The mode and procedure of finalization of the scheme and acquisition of land for such purpose is through notifications that are pari-materia to an extent as provided for under Sections 4 and 6 of the 1894 Act. A scheme is framed under Section 351 of the 1959 Act followed by its approval by a Development Committee under Section 356 thereof and constituted thereunder. A preliminary notice is issued under Section 357 inviting objections to the scheme. Then begins the publication of a notice proposing acquisition under Section 358 which is a procedure akin to Section 4 of the 1894 Act. The objections are to be thereafter be considered by the Development Committee that shall submit its recommendations about the scheme together with the objections to the Corporation under Section 359. The Corporation shall either sanction or abandon the scheme or accept it with modifications upon a consideration of the objections. If the scheme has an estimated cost of above Rs.10 lakhs, the sanction of the State Government shall be essential as per Section 360 of the 1959 Act. The State can exercise powers accordingly under Section 361 thereof. The scheme can be altered after sanction under Section 364.
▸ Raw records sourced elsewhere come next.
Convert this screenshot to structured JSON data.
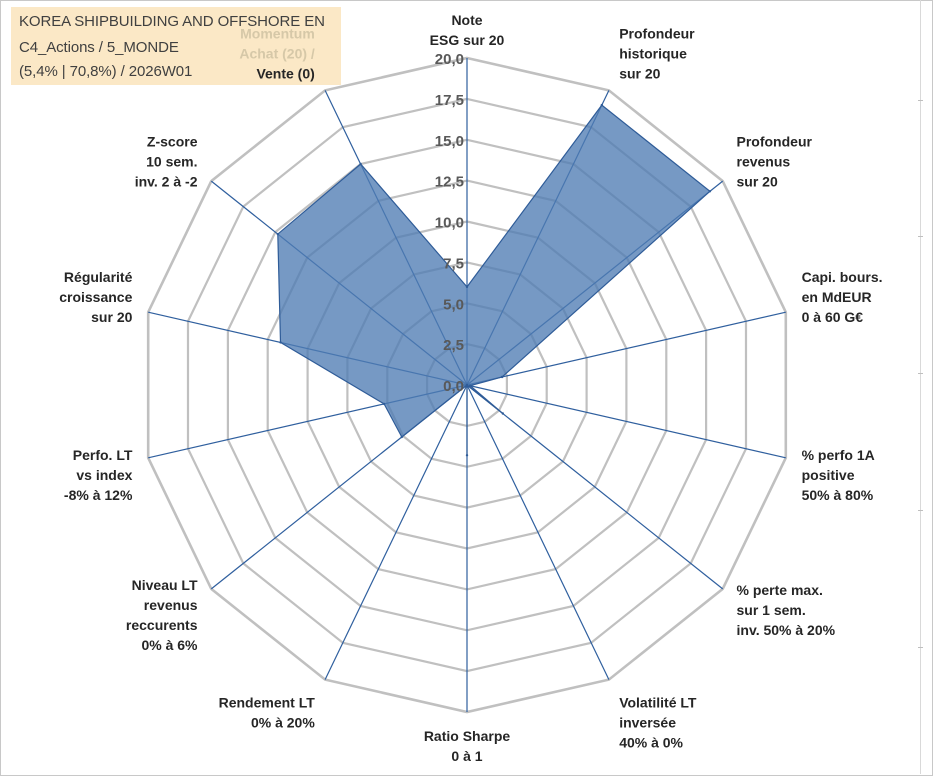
{
  "title": {
    "line1": "KOREA SHIPBUILDING AND OFFSHORE EN",
    "line2": "C4_Actions / 5_MONDE",
    "line3": "(5,4% | 70,8%) / 2026W01"
  },
  "colors": {
    "fill": "#4f7cb3",
    "outline": "#2f5c98",
    "grid": "#c0c0c0",
    "spoke": "#2f5f9e",
    "title_bg": "#fbe8c6"
  },
  "chart_data": {
    "type": "radar",
    "ylim": [
      0,
      20
    ],
    "ticks": [
      "0,0",
      "2,5",
      "5,0",
      "7,5",
      "10,0",
      "12,5",
      "15,0",
      "17,5",
      "20,0"
    ],
    "categories": [
      [
        "Note",
        "ESG sur 20"
      ],
      [
        "Profondeur",
        "historique",
        "sur 20"
      ],
      [
        "Profondeur",
        "revenus",
        "sur 20"
      ],
      [
        "Capi. bours.",
        "en MdEUR",
        "0 à 60 G€"
      ],
      [
        "% perfo 1A",
        "positive",
        "50% à 80%"
      ],
      [
        "% perte max.",
        "sur 1 sem.",
        "inv. 50% à 20%"
      ],
      [
        "Volatilité LT",
        "inversée",
        "40% à 0%"
      ],
      [
        "Ratio Sharpe",
        "0 à 1"
      ],
      [
        "Rendement LT",
        "0% à 20%"
      ],
      [
        "Niveau LT",
        "revenus",
        "reccurents",
        "0% à 6%"
      ],
      [
        "Perfo. LT",
        "vs index",
        "-8% à 12%"
      ],
      [
        "Régularité",
        "croissance",
        "sur 20"
      ],
      [
        "Z-score",
        "10 sem.",
        "inv. 2 à -2"
      ],
      [
        "Momentum",
        "Achat (20) /",
        "Vente (0)"
      ]
    ],
    "series": [
      {
        "name": "KOREA SHIPBUILDING AND OFFSHORE EN",
        "values": [
          6,
          19,
          19,
          2.2,
          0.2,
          2.8,
          0,
          4.3,
          0,
          5.1,
          5.2,
          11.7,
          14.8,
          15.0
        ]
      }
    ]
  }
}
The sanction is to be notified in the Gazette as per Section 363 which is an exercise akin to section 6 of the 1894 Act.
The acquisition thereafter takes place as per Section 365. All disputes relating to a claim of acquisition are to be adjudicated by a Tribunal constituted and functional as per Sections 371 to 380 of the 1959 Act with a provision of appeal to the High Court under Section 381 of the Act.
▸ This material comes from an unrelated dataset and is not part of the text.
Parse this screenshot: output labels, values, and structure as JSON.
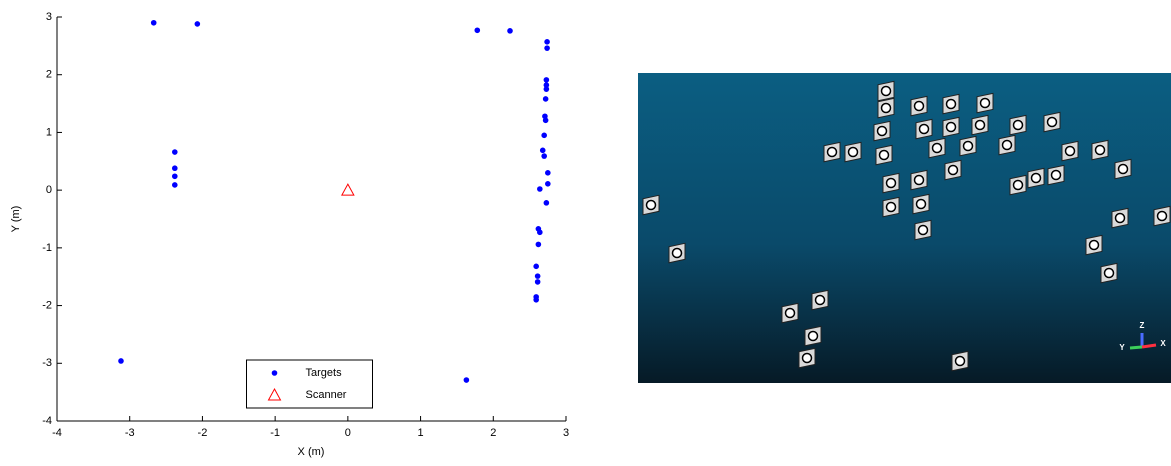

The entire scheme of the 1959 Act under Chapter XIV is therefore a complete code pertaining to acquisition that was permissible under the Act when the acquisition in the present case took place in the year 1962-1963. As noted above there is no provision unlike Section 17 of the 1973 Act where the State Government could have exercised any such powers. The entire proceedings under the 1959 Act had therefore concluded with the acquisition of the land that does not appear to have been challenged. Section 17 of the 1973 Act for all the aforesaid reasons can not grant a new lease of life to a already concluded claim and therefore the prayer made by the petitioners can not be granted.
The petitioners contend that they have not been paid compensation. From the application stated to have been moved by the petitioners dated 20.09.2002, Annexure-4 to the writ petition, it appears that the petitioners themselves have stated that they have not lifted the compensation. Thus this is not a case where the compensation is alleged to have not been deposited before the Competent Authority and rather it is a case where the petitioners themselves alleged to have not lifted the compensation.
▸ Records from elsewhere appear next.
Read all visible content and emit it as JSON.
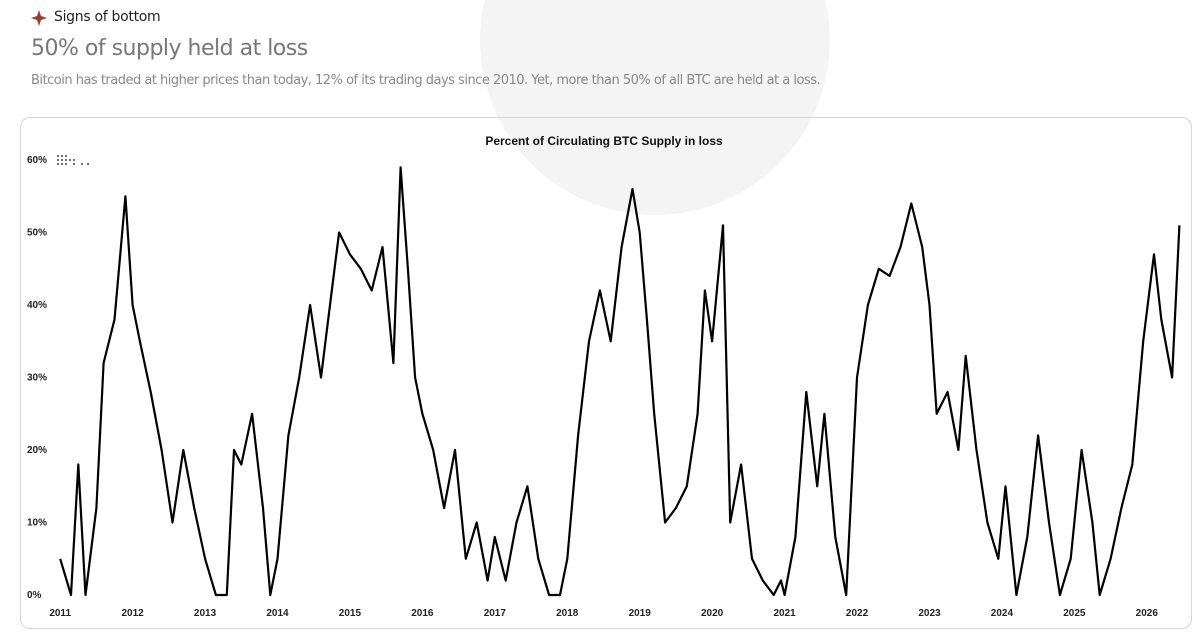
{
  "header": {
    "eyebrow": "Signs of bottom",
    "title": "50% of supply held at loss",
    "subtitle": "Bitcoin has traded at higher prices than today, 12% of its trading days since 2010. Yet, more than 50% of all BTC are held at a loss."
  },
  "chart_data": {
    "type": "line",
    "title": "Percent of Circulating BTC Supply in loss",
    "x": [
      2011.0,
      2011.15,
      2011.25,
      2011.35,
      2011.5,
      2011.6,
      2011.75,
      2011.9,
      2012.0,
      2012.1,
      2012.25,
      2012.4,
      2012.55,
      2012.7,
      2012.85,
      2013.0,
      2013.15,
      2013.3,
      2013.4,
      2013.5,
      2013.65,
      2013.8,
      2013.9,
      2014.0,
      2014.15,
      2014.3,
      2014.45,
      2014.6,
      2014.75,
      2014.85,
      2015.0,
      2015.15,
      2015.3,
      2015.45,
      2015.6,
      2015.7,
      2015.8,
      2015.9,
      2016.0,
      2016.15,
      2016.3,
      2016.45,
      2016.6,
      2016.75,
      2016.9,
      2017.0,
      2017.15,
      2017.3,
      2017.45,
      2017.6,
      2017.75,
      2017.9,
      2018.0,
      2018.15,
      2018.3,
      2018.45,
      2018.6,
      2018.75,
      2018.9,
      2019.0,
      2019.1,
      2019.2,
      2019.35,
      2019.5,
      2019.65,
      2019.8,
      2019.9,
      2020.0,
      2020.15,
      2020.25,
      2020.4,
      2020.55,
      2020.7,
      2020.85,
      2020.95,
      2021.0,
      2021.15,
      2021.3,
      2021.45,
      2021.55,
      2021.7,
      2021.85,
      2021.95,
      2022.0,
      2022.15,
      2022.3,
      2022.45,
      2022.6,
      2022.75,
      2022.9,
      2023.0,
      2023.1,
      2023.25,
      2023.4,
      2023.5,
      2023.65,
      2023.8,
      2023.95,
      2024.05,
      2024.2,
      2024.35,
      2024.5,
      2024.65,
      2024.8,
      2024.95,
      2025.1,
      2025.25,
      2025.35,
      2025.5,
      2025.65,
      2025.8,
      2025.95,
      2026.1,
      2026.2,
      2026.35,
      2026.45
    ],
    "series": [
      {
        "color": "#000000",
        "values": [
          5,
          0,
          18,
          0,
          12,
          32,
          38,
          55,
          40,
          35,
          28,
          20,
          10,
          20,
          12,
          5,
          0,
          0,
          20,
          18,
          25,
          12,
          0,
          5,
          22,
          30,
          40,
          30,
          42,
          50,
          47,
          45,
          42,
          48,
          32,
          59,
          45,
          30,
          25,
          20,
          12,
          20,
          5,
          10,
          2,
          8,
          2,
          10,
          15,
          5,
          0,
          0,
          5,
          22,
          35,
          42,
          35,
          48,
          56,
          50,
          38,
          25,
          10,
          12,
          15,
          25,
          42,
          35,
          51,
          10,
          18,
          5,
          2,
          0,
          2,
          0,
          8,
          28,
          15,
          25,
          8,
          0,
          20,
          30,
          40,
          45,
          44,
          48,
          54,
          48,
          40,
          25,
          28,
          20,
          33,
          20,
          10,
          5,
          15,
          0,
          8,
          22,
          10,
          0,
          5,
          20,
          10,
          0,
          5,
          12,
          18,
          35,
          47,
          38,
          30,
          51
        ]
      }
    ],
    "xlim": [
      2010.97,
      2026.5
    ],
    "xticks": [
      2011,
      2012,
      2013,
      2014,
      2015,
      2016,
      2017,
      2018,
      2019,
      2020,
      2021,
      2022,
      2023,
      2024,
      2025,
      2026
    ],
    "ylim": [
      0,
      60
    ],
    "yticks": [
      {
        "value": 0,
        "label": "0%"
      },
      {
        "value": 10,
        "label": "10%"
      },
      {
        "value": 20,
        "label": "20%"
      },
      {
        "value": 30,
        "label": "30%"
      },
      {
        "value": 40,
        "label": "40%"
      },
      {
        "value": 50,
        "label": "50%"
      },
      {
        "value": 60,
        "label": "60%"
      }
    ],
    "grid": false
  }
}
Apart from this the notifications are of the year 1962-1963 under the 1959 Act. To file a writ petition after 42 years also raises the issue of laches. The explanation given is that till 1985 since their names was recorded, the petitioners started making a request thereafter when their names were expunged keeping in view Section 17 of the 1973 Act. From the annexures filed in the writ petition it appears that the applications were moved in the year 2002 almost seven years after their names were expunged. There is no explanation of the delay and laches in this regard. Apart from this the entire colony having been developed and almost two generations having passed by after the acquisition, the petitioners have no where indicated as to why their predecessors who were the recorded tenure holders at the time of acquisition had not raised any such dispute either about acquisition or a challenge being raised against the notification or the award.
In the absence of any such material and the facts aforesaid we do not find this to be a case where a mandamus can be issued to the respondent State in terms of Section 17 of the 1973 Act. The writ petition lacks merit and is accordingly dismissed.